David Michaels, epidemiologist and professor at the George Washington University School of Public Health, also spoke at the event and explained how the lack of disclosure of conflicts of interest in scientific and technical studies undermines the integrity of the rulemaking process. Michaels discussed the “funding effect,” which is when financial interests that seek to oppose or weaken regulations that protect the public influence the results of scientific or technical research and studies by funding them.

He applauded how the Stop Corporate Capture Act provides for conflict-of-interest disclosures comparable to those required by scientific and medical journals, so agencies and the public know when research or studies have been tainted by corporate influence.

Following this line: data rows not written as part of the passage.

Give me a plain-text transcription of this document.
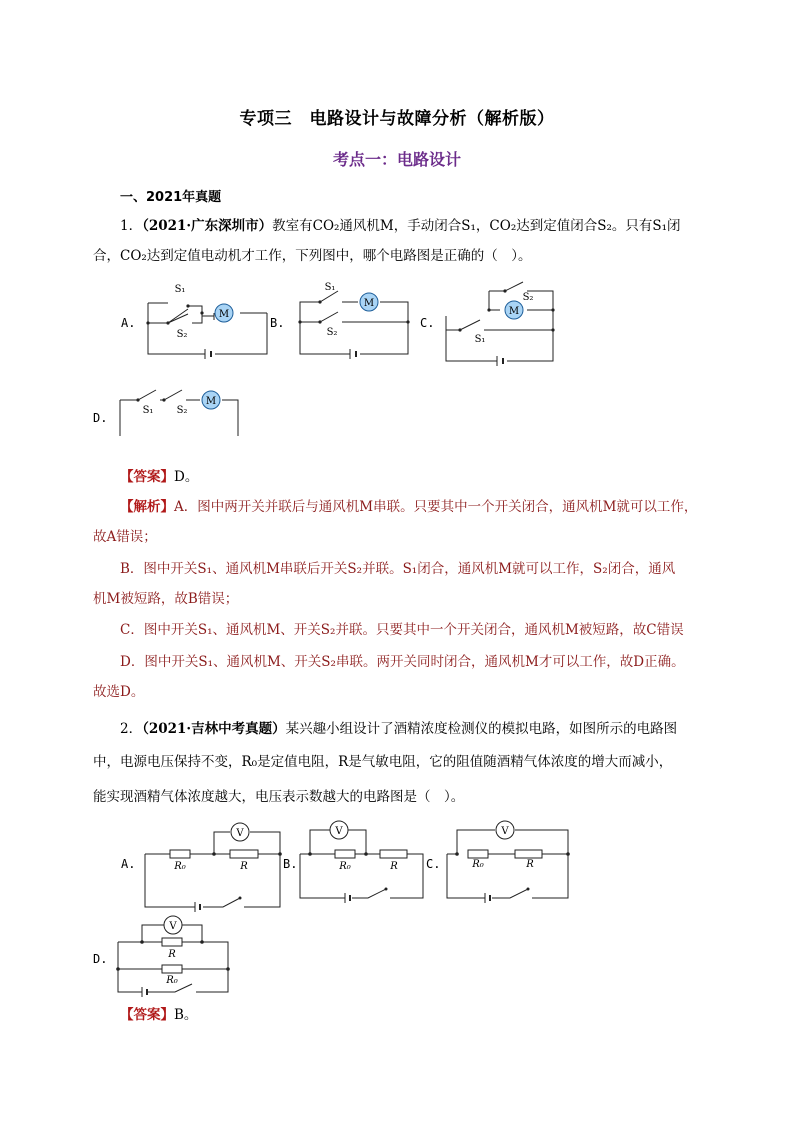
专项三　电路设计与故障分析（解析版）
考点一：电路设计
一、2021年真题
1．（2021·广东深圳市）教室有CO₂通风机M，手动闭合S₁，CO₂达到定值闭合S₂。只有S₁闭
合，CO₂达到定值电动机才工作，下列图中，哪个电路图是正确的（　）。
M
M
M
M
S₁
S₂
S₁
S₂
S₂
S₁
S₁ S₂
A.	B.	C.
D.
【答案】D。
【解析】A．图中两开关并联后与通风机M串联。只要其中一个开关闭合，通风机M就可以工作，
故A错误；
B．图中开关S₁、通风机M串联后开关S₂并联。S₁闭合，通风机M就可以工作，S₂闭合，通风
机M被短路，故B错误；
C．图中开关S₁、通风机M、开关S₂并联。只要其中一个开关闭合，通风机M被短路，故C错误
D．图中开关S₁、通风机M、开关S₂串联。两开关同时闭合，通风机M才可以工作，故D正确。
故选D。
2．（2021·吉林中考真题）某兴趣小组设计了酒精浓度检测仪的模拟电路，如图所示的电路图
中，电源电压保持不变，R₀是定值电阻，R是气敏电阻，它的阻值随酒精气体浓度的增大而减小，
能实现酒精气体浓度越大，电压表示数越大的电路图是（　）。
V	V	V
V
R₀	R	R₀	R	R₀	R
R
R₀
A.	B.	C.
D.
【答案】B。
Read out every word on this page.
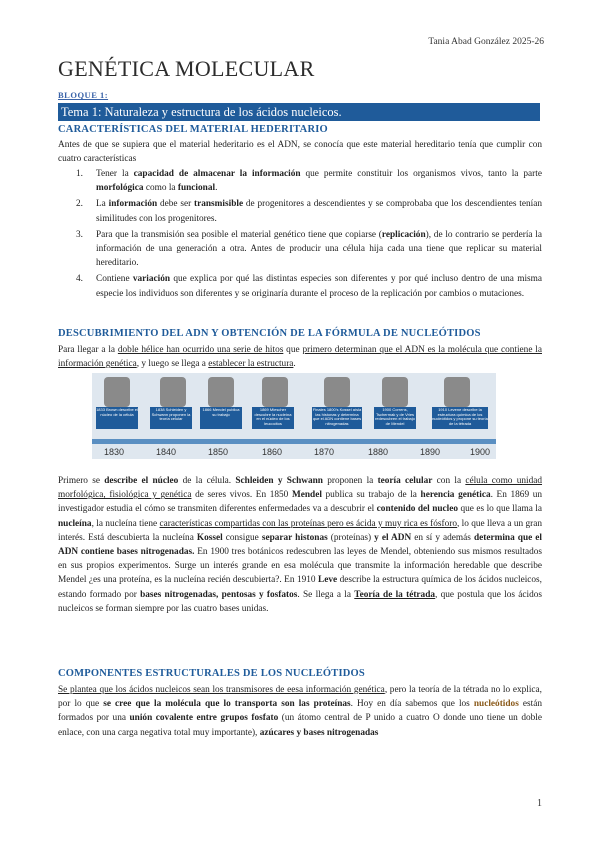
Tania Abad González 2025-26
GENÉTICA MOLECULAR
BLOQUE 1:
Tema 1: Naturaleza y estructura de los ácidos nucleicos.
CARACTERÍSTICAS DEL MATERIAL HEDERITARIO
Antes de que se supiera que el material hederitario es el ADN, se conocía que este material hereditario tenía que cumplir con cuatro características
1. Tener la capacidad de almacenar la información que permite constituir los organismos vivos, tanto la parte morfológica como la funcional.
2. La información debe ser transmisible de progenitores a descendientes y se comprobaba que los descendientes tenían similitudes con los progenitores.
3. Para que la transmisión sea posible el material genético tiene que copiarse (replicación), de lo contrario se perdería la información de una generación a otra. Antes de producir una célula hija cada una tiene que replicar su material hereditario.
4. Contiene variación que explica por qué las distintas especies son diferentes y por qué incluso dentro de una misma especie los individuos son diferentes y se originaría durante el proceso de la replicación por cambios o mutaciones.
DESCUBRIMIENTO DEL ADN Y OBTENCIÓN DE LA FÓRMULA DE NUCLEÓTIDOS
Para llegar a la doble hélice han ocurrido una serie de hitos que primero determinan que el ADN es la molécula que contiene la información genética, y luego se llega a establecer la estructura.
1833 Brown describe el núcleo de la célula
1838 Schleiden y Schwann proponen la teoría celular
1866 Mendel publica su trabajo
1869 Miescher descubre la nucleína en el núcleo de los leucocitos
Finales 1800's Kossel aísla las histonas y determina que el ADN contiene bases nitrogenadas
1900 Correns, Tschermak y de Vries redescubren el trabajo de Mendel
1910 Levene describe la estructura química de los nucleótidos y propone su teoría de la tétrada
1830	1840	1850	1860	1870	1880	1890	1900
Primero se describe el núcleo de la célula. Schleiden y Schwann proponen la teoría celular con la célula como unidad morfológica, fisiológica y genética de seres vivos. En 1850 Mendel publica su trabajo de la herencia genética. En 1869 un investigador estudia el cómo se transmiten diferentes enfermedades va a descubrir el contenido del nucleo que es lo que llama la nucleína, la nucleína tiene características compartidas con las proteínas pero es ácida y muy rica es fósforo, lo que lleva a un gran interés. Está descubierta la nucleína Kossel consigue separar histonas (proteínas) y el ADN en sí y además determina que el ADN contiene bases nitrogenadas. En 1900 tres botánicos redescubren las leyes de Mendel, obteniendo sus mismos resultados en sus propios experimentos. Surge un interés grande en esa molécula que transmite la información heredable que describe Mendel ¿es una proteína, es la nucleína recién descubierta?. En 1910 Leve describe la estructura química de los ácidos nucleicos, estando formado por bases nitrogenadas, pentosas y fosfatos. Se llega a la Teoría de la tétrada, que postula que los ácidos nucleicos se forman siempre por las cuatro bases unidas.
COMPONENTES ESTRUCTURALES DE LOS NUCLEÓTIDOS
Se plantea que los ácidos nucleicos sean los transmisores de eesa información genética, pero la teoría de la tétrada no lo explica, por lo que se cree que la molécula que lo transporta son las proteínas. Hoy en día sabemos que los nucleótidos están formados por una unión covalente entre grupos fosfato (un átomo central de P unido a cuatro O donde uno tiene un doble enlace, con una carga negativa total muy importante), azúcares y bases nitrogenadas
1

“Major science and medical journals say if a sponsor of a study (i.e., an oil or chemical company) has a role in how it’s written, these journals won’t even publish it,” said Michaels. “The journal has to say the company had no control over the results.”

Finally, James Goodwin, senior policy analyst with the Center for Progressive Reform, highlighted how the Stop Corporate Capture Act “is the first comprehensive progressive regulatory bill [he has] ever seen… and probably the first ever.” Goodwin provided a historical timeline of the regulatory system in the U.S. and compared it to where the country stands today.

“At the turn of the 20th century, we see modern regulatory systems develop, and it looks a lot like today,” said Goodwin. He explained how the government was corrupt, not responsive to the public’s needs, and had a business-friendly judiciary in the face of widespread economic inequality, much like present-day.

“The Stop Corporate Capture Act helps move the regulatory system to its fuller democratic principle,” he added.